Ya quedábamos pocas chicas, todas iban saliendo del
pueblo, había que buscar un futuro que el pueblo no podía darnos.
Siempre he dicho que todas las amigas que tuve en
Conquista, colaboraron a que los días fuesen más llevaderos.
Luisa, fue
una de las amigas que tuvo que soportar por más tiempo mis días tristes, por ser
una de las últimas que estuvo conmigo hasta mí salida del pueblo. Fueron tantas las confidencias compartidas con ella, que siempre me quedó la duda si quizás fui demasiado egoísta al hacerla participe de mis problemas.
Teníamos 15 años y
mucho que contarnos, todos los ratos libres que nos dejaban nuestras
obligaciones entre costuras, los pasábamos juntas.
En el pueblo las diversiones seguían siendo pocas.
Los domingos por la mañana la misa y en la tarde un paseo por La Estación. Creo
que en ese tiempo ya se hacían guateques pero no era para nosotras.
Ese año volvían los carnavales después de unos años
de prohibición todo el pueblo estaba revolucionado por ese motivo, preparando
sus disfraces y mascaras para esos días.
Llego el primer día de carnaval, todo en la calle
era fiesta, las mascaras unas iban otras venían todas disfrutando de su
anonimato. A nosotras solo nos quedaba mirar por la ventana con un poco de
envidia. (Que nos vieran donde todo el mundo reía y se divertía no estaba bien,
Teníamos luto).
En un momento tuvimos la inspiración. Si nos
disfrazamos podemos pasar desapercibidas, ocultas tras la mascara nadie nos
conocerá, y reiremos como hace tiempo que no lo hacemos.
Busque en el
baúl de mi madre, había un vestido y una mantilla de aquel día que fue madrina,
allí estaban también sus zapatos de tacón. Luisa que era alta y fuerte, se
vistió como un elegante padrino, la madrina dando traspiés, y haciendo un gran
esfuerzo por mantenerse sobre los tacones sin caerse, manteniendo el equilibrio
gracias al brazo de su pareja.
Así fue como
recorrimos las calles del pueblo, distorsionando la voz y gritando para llamar la atención.

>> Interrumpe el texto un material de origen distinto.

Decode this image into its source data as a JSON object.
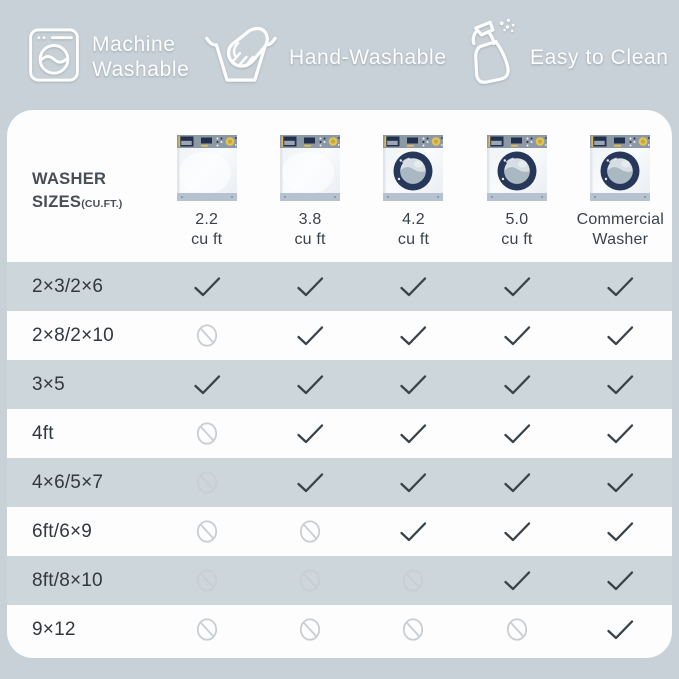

En el recorrido pasamos por la Calle Nueva. Justo en
la puerta de La Iglesia vemos a Don Francisco el cura (con algo de respeto por
nuestro atrevimiento, pero aprovechando la situación de la incógnita) nos
reíamos con ganas, siguiendo el juego “del no me conoces”. El aseguraba
conocernos, confundiéndonos con otra pareja, pero no podía imaginar que tenía delante a dos
muchachas del grupo que todas las tardes acudía al rosario, rezando y cantando
a la Virgen como si nunca hubieran roto un plato.
Tal como habíamos
pensado, fue un rato para reír con ganas y sin miedo a que nadie nos conociera.
Cuando un día tuvimos que despedirnos, nos
prometimos que nos seguiríamos contando todo lo que en nuestro día a día
fuésemos viviendo. Las amigas nuevas que yo tendría en Madrid, los chicos que
conociéramos, los novios. “Tenemos que contarnos todo hasta que cada una
lleguemos a casarnos.” Que ingenuas, porque nuestro contacto duro un año por carta, justo hasta el momento que nos
echamos novio.
Las amigas, sin darnos cuenta pasamos a un segundo lugar, más
aun, cuando nos separaba la distancia.